While Stan sends himself a telegram, Mrs. Hardy pours out the alcohol and fills the bottle with cold tea – plus pepper and any other nasty tasting thing that she can find in the kitchen. Stan receives his “telegram”, and plans to go out on his “important business”, and steals the bottle of “alcohol”. As Stan leaves, Mrs. Hardy says goodbye to Stanley — and to Mr. Hardy, who’s hiding behind some bushes. “Is she wise?” asks Ollie. “No, she doesn’t suspect a thing,” assures Stanley.

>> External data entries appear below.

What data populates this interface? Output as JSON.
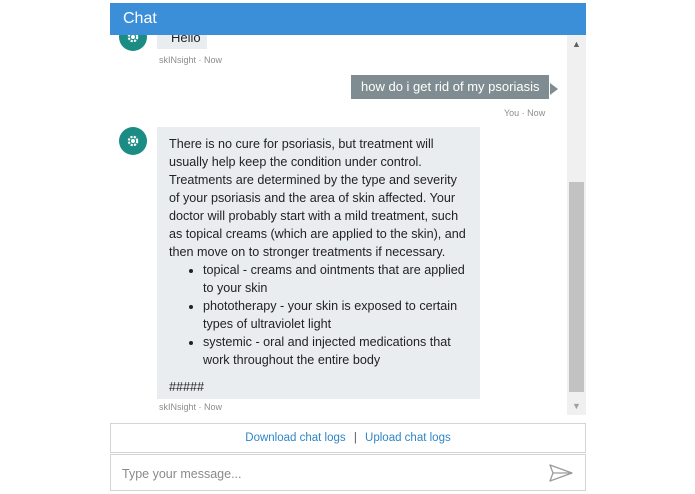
{
  "header": {
    "title": "Chat"
  },
  "messages": [
    {
      "sender": "bot",
      "text": "Hello",
      "meta": "skINsight · Now"
    },
    {
      "sender": "user",
      "text": "how do i get rid of my psoriasis",
      "meta": "You · Now"
    },
    {
      "sender": "bot",
      "paragraph": "There is no cure for psoriasis, but treatment will usually help keep the condition under control. Treatments are determined by the type and severity of your psoriasis and the area of skin affected. Your doctor will probably start with a mild treatment, such as topical creams (which are applied to the skin), and then move on to stronger treatments if necessary.",
      "bullets": [
        "topical - creams and ointments that are applied to your skin",
        "phototherapy - your skin is exposed to certain types of ultraviolet light",
        "systemic - oral and injected medications that work throughout the entire body"
      ],
      "trailer": "#####",
      "meta": "skINsight · Now"
    }
  ],
  "footer": {
    "download_label": "Download chat logs",
    "separator": "|",
    "upload_label": "Upload chat logs"
  },
  "input": {
    "placeholder": "Type your message...",
    "value": ""
  },
  "icons": {
    "avatar": "gear-icon",
    "send": "send-icon",
    "scroll_up": "arrow-up-icon",
    "scroll_down": "arrow-down-icon"
  },
  "colors": {
    "header": "#3b8fd9",
    "avatar": "#1a8c84",
    "user_bubble": "#7f8c91",
    "bot_bubble": "#eaedf0",
    "link": "#2f86c8"
  }
}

In a very funny non-talking scene at the Rainbow club, Stan tries to “nonchalantly” uncork the bottle of “alcohol” that he has snuck into the club, which leads into the boys’ usual antics. Aa very funny scene, indeed, especially with the genteel Mr. Hardy adding ice cubes and seltzer to his drink. After drinking the vile concoction, and with some funny mugging for the camera, Ollie tells Stanley, “You can certainly tell good liquor when you taste it!” Stan then proceeds to drink his, only to share his reaction with the camera.
While a dancing act goes on at the Rainbow Club, Stan and Ollie proceed to get “drunk” on the non-alcoholic contents of the bottle. (For those who don’t know, “blotto” is a term for being drunk, hence the title of the movie) Mrs. Hardy is using the time to purchase a shotgun! Stan and Ollie, both acting drunk, listen to a male singer at the club, reacting to his sad song – a very comic bit. The power of suggestion is too strong, and the boys proceed to be extremely drunk, to the point of Stan putting an ice bucket on his head and insulting a waiter. As Mrs. Hardy walks in, and sits down behind the boys.
Stan starts laughing uncontrollably at the thought that if his wife ever finds out, she’ll kill him! Ollie starts laughing along as well, only to see Mrs. Hardy seated behind them. This makes them both laugh louder and more uncontrollably, finally showing the empty bottle of “liquor” to Mrs. Hardy, who informs them that it was just cold tea. The boys immediately “sober up” at the realization that they weren’t drunk — as Mrs. Hardy reveals her brand new shotgun. A short, but funny, chase ensues as the boys dash out of the club and into a nearby taxi cab; as they are driving away, Mrs. Hardy takes one shot at the cab, and it collapses.
In all, Blotto is a very funny Laurel and Hardy short film, and I strongly recommend it – I rate it 4 clowns out of 5.
Trivia for Blotto starring Stan Laurel and Oliver Hardy
- The number Oliver Hardy calls to reach Stan Laurel (OXford-0614) was Laurel’s real phone number.
- This is the only Laurel and Hardy film in which Stan Laurel’s character is married and Oliver Hardy’s is not.
- This film was simultaneously produced in a Spanish language version, La Vida nocturna (1930) and a French language version, Une nuit extravagante (1930) with the actors speaking their own lines. Stan Laurel and Oliver Hardy read their lines from cue cards on which the appropriate language was printed phonetically. At the time of early talkies, dubbing was not yet practical.